Все эти операции заняли считанные секунды, а затем ракета вонзилась в цель – не в борт, как хотелось, но тоже приемлемо, под основание башни. Со стороны казалось, будто трассер внезапно вспыхнул крошечным солнцем и мгновенно погас, утонув в клочковатом дымном облачке. Больше ничего не произошло – ни взрыва, ни отлетающих кусков брони – ничего, что обычно указывает на поражение танка в кинографе или книге. Но Пастор готов был поклясться, что многотонный мастодонт содрогнулся, как раненое животное, – скорее всего, водитель резко затормозил.
С запоздалым прозрением Афанасий понял, как ему повезло – если бы снаряд попал в борт, как и хотел оператор, столкновение произошло бы под слишком острым углом, и струя расплавленного металла не пробила бы броню. Пораженный «башмак» остановился, слепо водя стволом, расстреливая боезапас с панической торопливостью. Его собратья, поравнявшись с остановившимся танком, начали расходиться в стороны и увеличили скорость. Наверное, надеялись быстрее проскочить опасную зону.
Зеленая лампочка мигнула и погасла. Вместо нее вспыхнула красная. Афанасий не видел, что происходило на основной огневой позиции, но знал, что сейчас бойцы быстро перезаряжают пусковую. На них наверняка специальные асбестовые перчатки и респираторы, чтобы защититься от раскаленного металла, ядовитых газов, и тем сократить перезарядку с уставных тридцати секунд до отработанных пятнадцати.
Четверть минуты – очень много. И одновременно так мало…

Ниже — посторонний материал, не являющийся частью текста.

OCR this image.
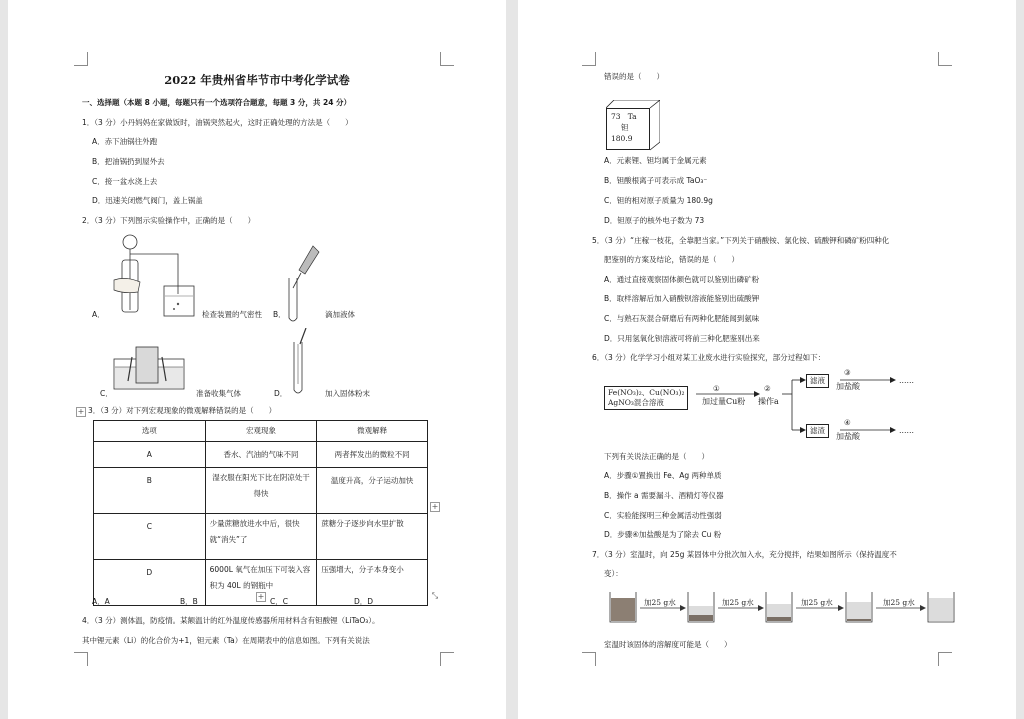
2022 年贵州省毕节市中考化学试卷
一、选择题（本题 8 小题，每题只有一个选项符合题意，每题 3 分，共 24 分）
1．（3 分）小丹妈妈在家做饭时，油锅突然起火，这时正确处理的方法是（　　）
A．赤下油锅往外跑
B．把油锅扔到屋外去
C．接一盆水浇上去
D．迅速关闭燃气阀门，盖上锅盖
2．（3 分）下列图示实验操作中，正确的是（　　）
A．	检查装置的气密性 B．	滴加液体
C．	准备收集气体	D．	加入固体粉末
+ 3．（3 分）对下列宏观现象的微观解释错误的是（　　）
选项	宏观现象	微观解释
A	香水、汽油的气味不同	两者挥发出的微粒不同
B	湿衣服在阳光下比在阴凉处干得快	温度升高，分子运动加快
C	少量蔗糖放进水中后，很快就“消失”了	蔗糖分子逐步向水里扩散
D	6000L 氧气在加压下可装入容积为 40L 的钢瓶中	压强增大，分子本身变小
+
+	⤡
A．A	B．B	C．C	D．D
4．（3 分）测体温，防疫情。某额温计的红外温度传感器所用材料含有钽酸锂（LiTaO₃）。
其中锂元素（Li）的化合价为+1，钽元素（Ta）在周期表中的信息如图。下列有关说法
错误的是（　　）
73 Ta
钽
180.9
A．元素锂、钽均属于金属元素
B．钽酸根离子可表示成 TaO₃⁻
C．钽的相对原子质量为 180.9g
D．钽原子的核外电子数为 73
5．（3 分）“庄稼一枝花，全靠肥当家。”下列关于硝酸铵、氯化铵、硫酸钾和磷矿粉四种化
肥鉴别的方案及结论，错误的是（　　）
A．通过直接观察固体颜色就可以鉴别出磷矿粉
B．取样溶解后加入硝酸钡溶液能鉴别出硫酸钾
C．与熟石灰混合研磨后有两种化肥能闻到氨味
D．只用氢氧化钡溶液可将前三种化肥鉴别出来
6．（3 分）化学学习小组对某工业废水进行实验探究，部分过程如下：
Fe(NO₃)₂、Cu(NO₃)₂
AgNO₃混合溶液
①
加过量Cu粉
②
操作a
滤液
滤渣
③
加盐酸
……
④
加盐酸
……
下列有关说法正确的是（　　）
A．步骤①置换出 Fe、Ag 两种单质
B．操作 a 需要漏斗、酒精灯等仪器
C．实验能探明三种金属活动性强弱
D．步骤④加盐酸是为了除去 Cu 粉
7．（3 分）室温时，向 25g 某固体中分批次加入水，充分搅拌，结果如图所示（保持温度不
变）：
加25 g水	加25 g水	加25 g水	加25 g水
室温时该固体的溶解度可能是（　　）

– Славьте Господа, передавайте патроны и готовьте штыки! – во весь закаленный на амвоне голос прокричал Афанасий. Его призыв подхватили ближайшие солдаты, передавая дальше по цепи, на этот раз в их голосах не было страха и паники.
Мгновение, еще одно…
Уже не надо было ни визора, ни даже бинокля, чтобы отчетливо видеть ближайшую цель – крайний «башмак», самый быстрый и наглый. Это плохо, ракета летит со скоростью почти полторы сотни метров в секунду, чем ближе мишень, тем меньше времени на наведение.
– Сейчас я тебе отолью млека незлобивости, – выдохнул Афанасий, буквально сверля взглядом танк. Красный сигнал погас, опять вспыхнул зеленый, и диакон вновь нажал пуск.